イリスは、その光景を呆然と眺めることしかできなかった。
「まずは場所を知らないと」
夜太郎は駆け足で、情報を得るためにある所に向かう。
そのある所では、オットーがあくびをしながら鍬で土を耕していた。ある所の正体はオットーの畑である。
「お、新入りじゃね~か。どうした? もしかして、畑仕事を手伝ってくれるのか?」
「それは酒の礼に近いうち手伝う。今回は聞きたいことがあって来たんだ」
「聞きたいことだと?」
「数日前、狩りに行っただろ。その時、果物をたくさん持って帰ってきた」
夜太郎の言葉にオットーはその時のことを思い出す。
「そういえばそんなこともあったな。あれを沢山見つけた時はかなり驚いたんだよなあ」
「その見つけた場所を教えてくれないか?」
チョモスはリーシャを喜ばせるために果物を取りに行ったのかもしれない。

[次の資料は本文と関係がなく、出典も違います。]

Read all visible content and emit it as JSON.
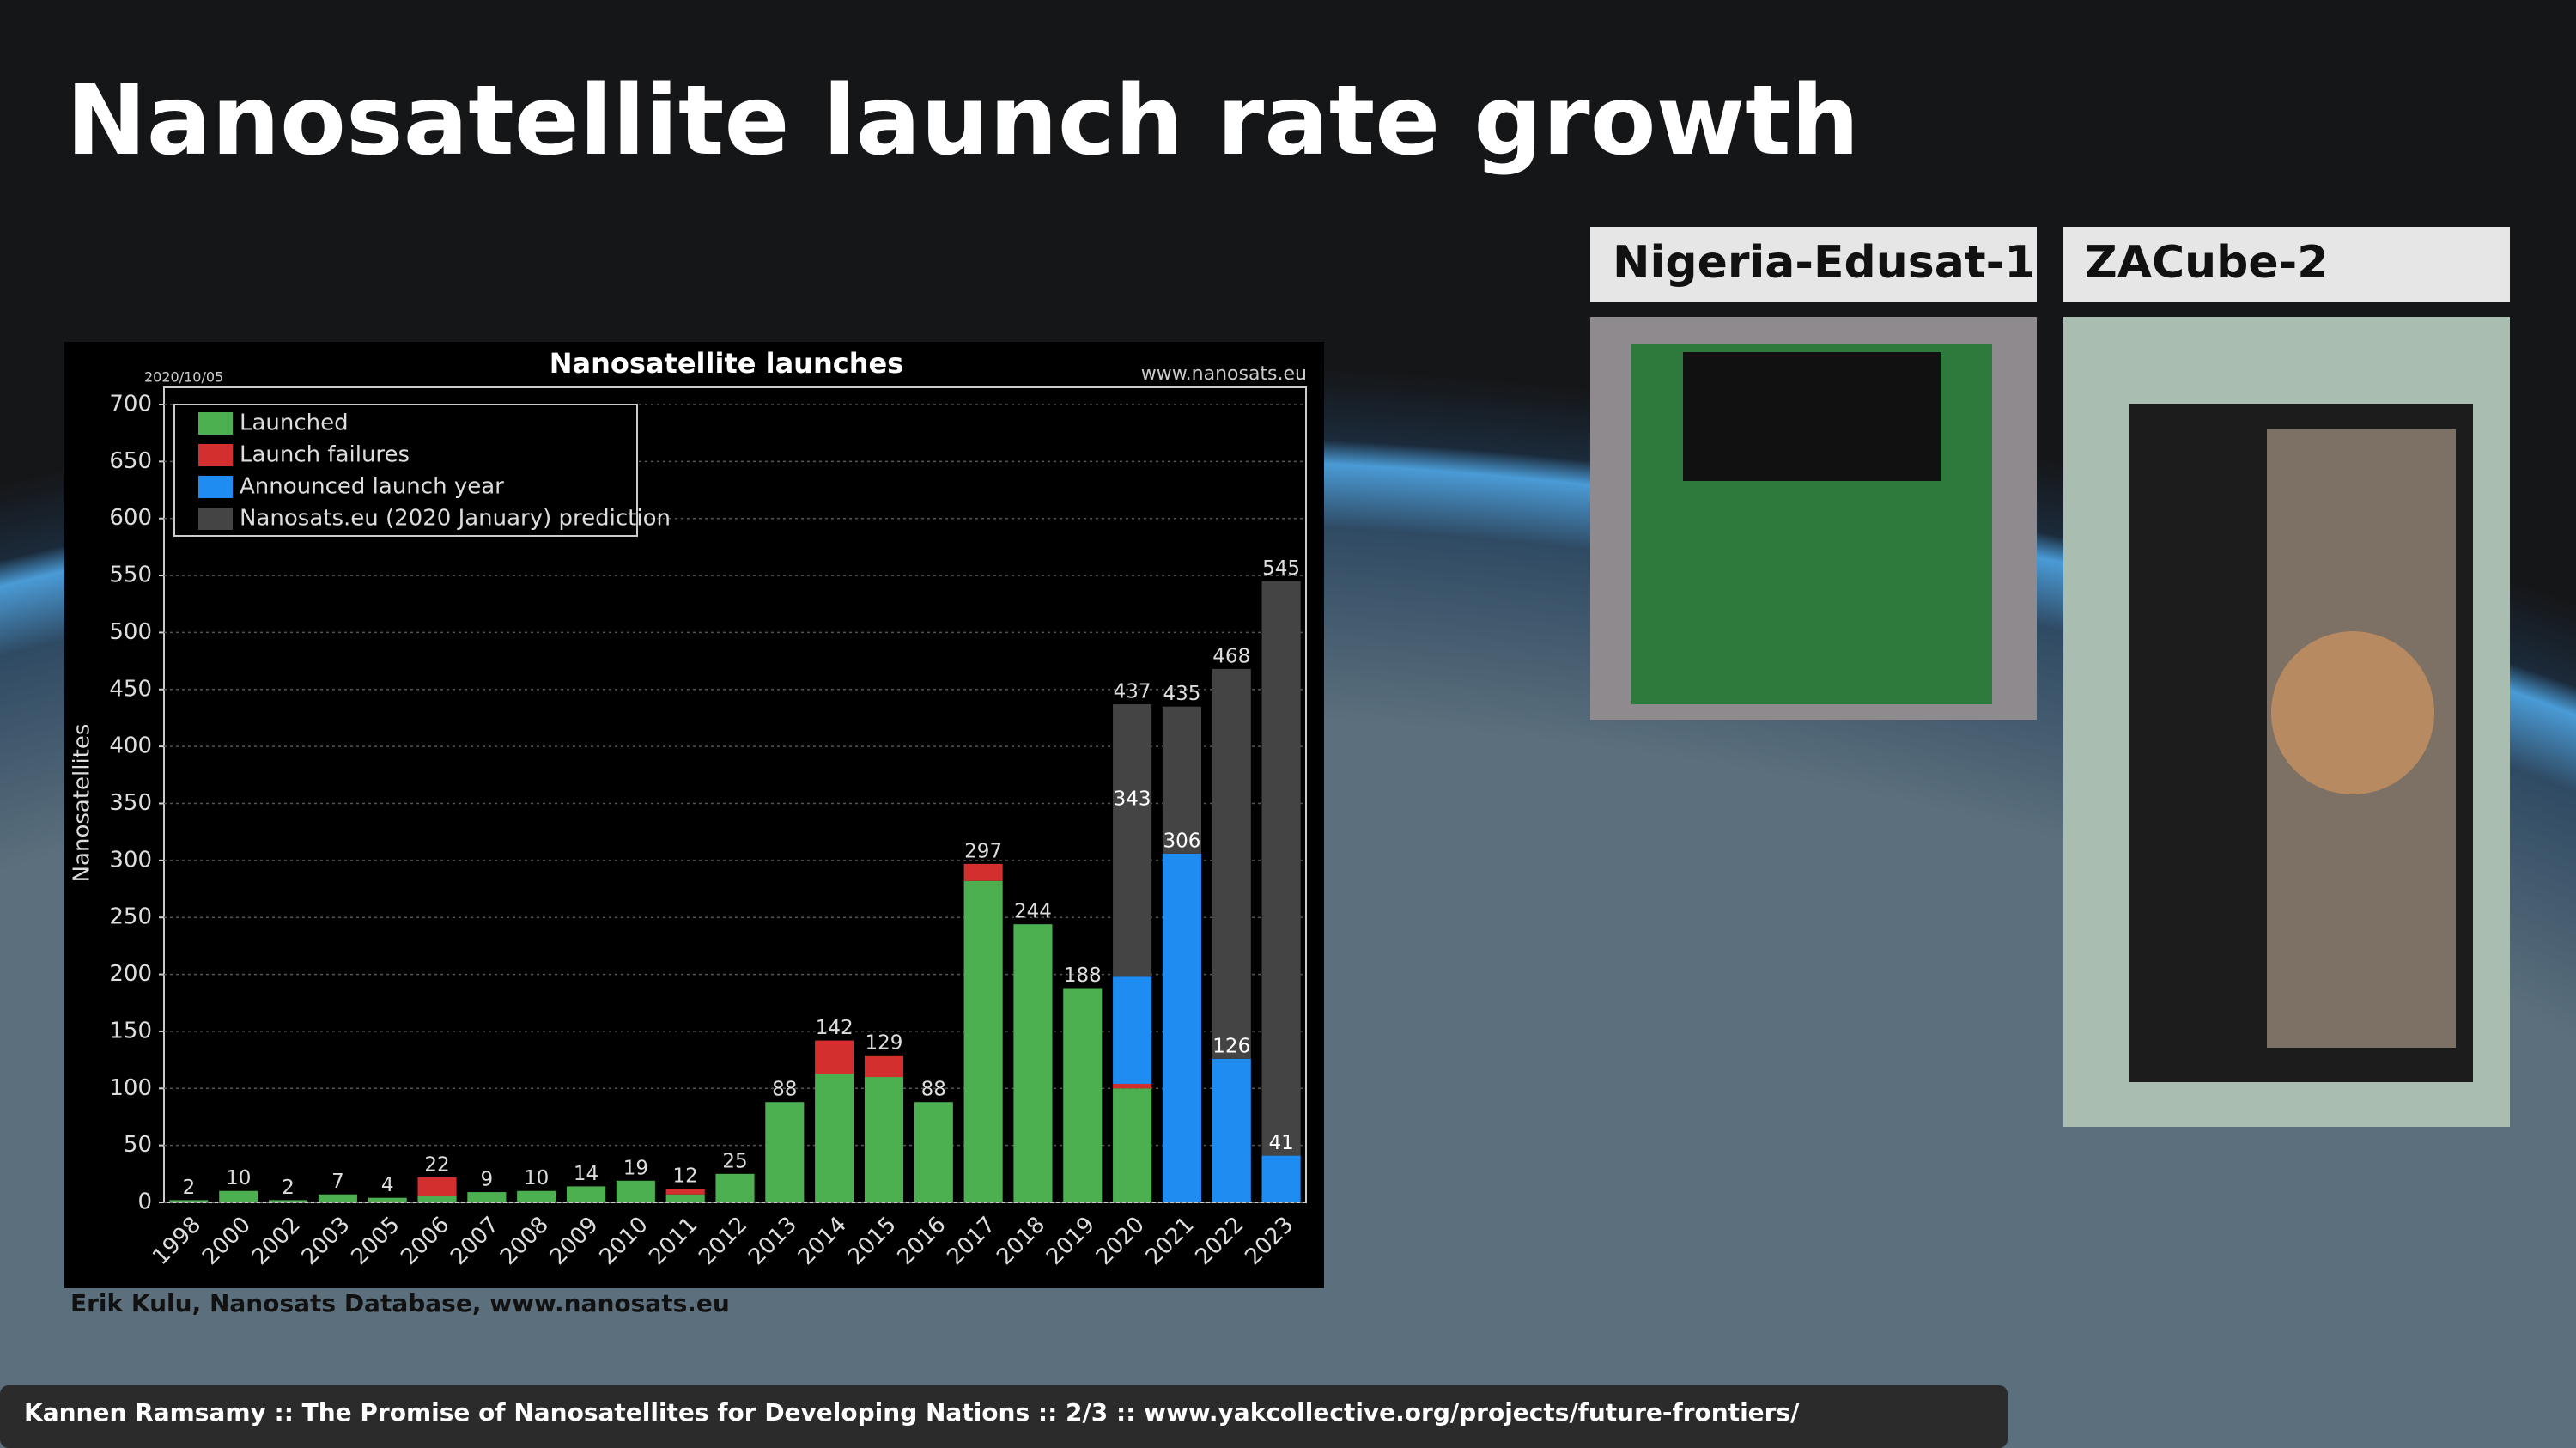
{
  "slide": {
    "title": "Nanosatellite launch rate growth",
    "footer": "Kannen Ramsamy :: The Promise of Nanosatellites for Developing Nations :: 2/3 :: www.yakcollective.org/projects/future-frontiers/"
  },
  "photos": [
    {
      "caption": "Nigeria-Edusat-1"
    },
    {
      "caption": "ZACube-2"
    }
  ],
  "chart_source": "Erik Kulu, Nanosats Database, www.nanosats.eu",
  "chart_data": {
    "type": "stacked_bar",
    "title": "Nanosatellite launches",
    "date": "2020/10/05",
    "website": "www.nanosats.eu",
    "ylabel": "Nanosatellites",
    "categories": [
      "1998",
      "2000",
      "2002",
      "2003",
      "2005",
      "2006",
      "2007",
      "2008",
      "2009",
      "2010",
      "2011",
      "2012",
      "2013",
      "2014",
      "2015",
      "2016",
      "2017",
      "2018",
      "2019",
      "2020",
      "2021",
      "2022",
      "2023"
    ],
    "series": [
      {
        "name": "Launched",
        "color": "#4caf50",
        "values": [
          2,
          10,
          2,
          7,
          4,
          6,
          9,
          10,
          14,
          19,
          7,
          25,
          88,
          113,
          110,
          88,
          282,
          244,
          188,
          100,
          null,
          null,
          null
        ]
      },
      {
        "name": "Launch failures",
        "color": "#d32f2f",
        "values": [
          null,
          null,
          null,
          null,
          null,
          16,
          null,
          null,
          null,
          null,
          5,
          null,
          null,
          29,
          19,
          null,
          15,
          null,
          null,
          4,
          null,
          null,
          null
        ]
      },
      {
        "name": "Announced launch year",
        "color": "#1e8cf0",
        "values": [
          null,
          null,
          null,
          null,
          null,
          null,
          null,
          null,
          null,
          null,
          null,
          null,
          null,
          null,
          null,
          null,
          null,
          null,
          null,
          94,
          306,
          126,
          41
        ]
      },
      {
        "name": "Nanosats.eu (2020 January) prediction",
        "color": "#444444",
        "values": [
          null,
          null,
          null,
          null,
          null,
          null,
          null,
          null,
          null,
          null,
          null,
          null,
          null,
          null,
          null,
          null,
          null,
          null,
          null,
          239,
          129,
          342,
          504
        ]
      }
    ],
    "total_labels": [
      2,
      10,
      2,
      7,
      4,
      22,
      9,
      10,
      14,
      19,
      12,
      25,
      88,
      142,
      129,
      88,
      297,
      244,
      188,
      437,
      435,
      468,
      545
    ],
    "inner_labels": [
      null,
      null,
      null,
      null,
      null,
      null,
      null,
      null,
      null,
      null,
      null,
      null,
      null,
      null,
      null,
      null,
      null,
      null,
      null,
      343,
      306,
      126,
      41
    ],
    "ylim": [
      0,
      700
    ],
    "yticks": [
      0,
      50,
      100,
      150,
      200,
      250,
      300,
      350,
      400,
      450,
      500,
      550,
      600,
      650,
      700
    ],
    "grid": true,
    "legend": "upper left"
  }
}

朝のチョモスの輝いた瞳、イリスが食べていたパイ、数日前にチョモスへ言った言葉、それらのピースが組み合わさって夜太郎の脳内にそんな発想が生まれてたのだ。
「それはかまわねぇが。何でそんなことを知りたいんだ?」
「事情は後で説明する。だから、早く教えてくれ」
オットーは夜太郎の勢いに押され、事情を聞かずに場所への行き方を説明した。
「助かった」
そう言い残して、足早に夜太郎は森へと向かった。
問題が起きているとは限らない、いや今までの情報を元に推測すると起こっている可能性の方が低い。合理的に判断するとこうなる。
しかし、夜太郎は目的の場所へと急ぐ。合理性よりも感情を重視する人間であるから。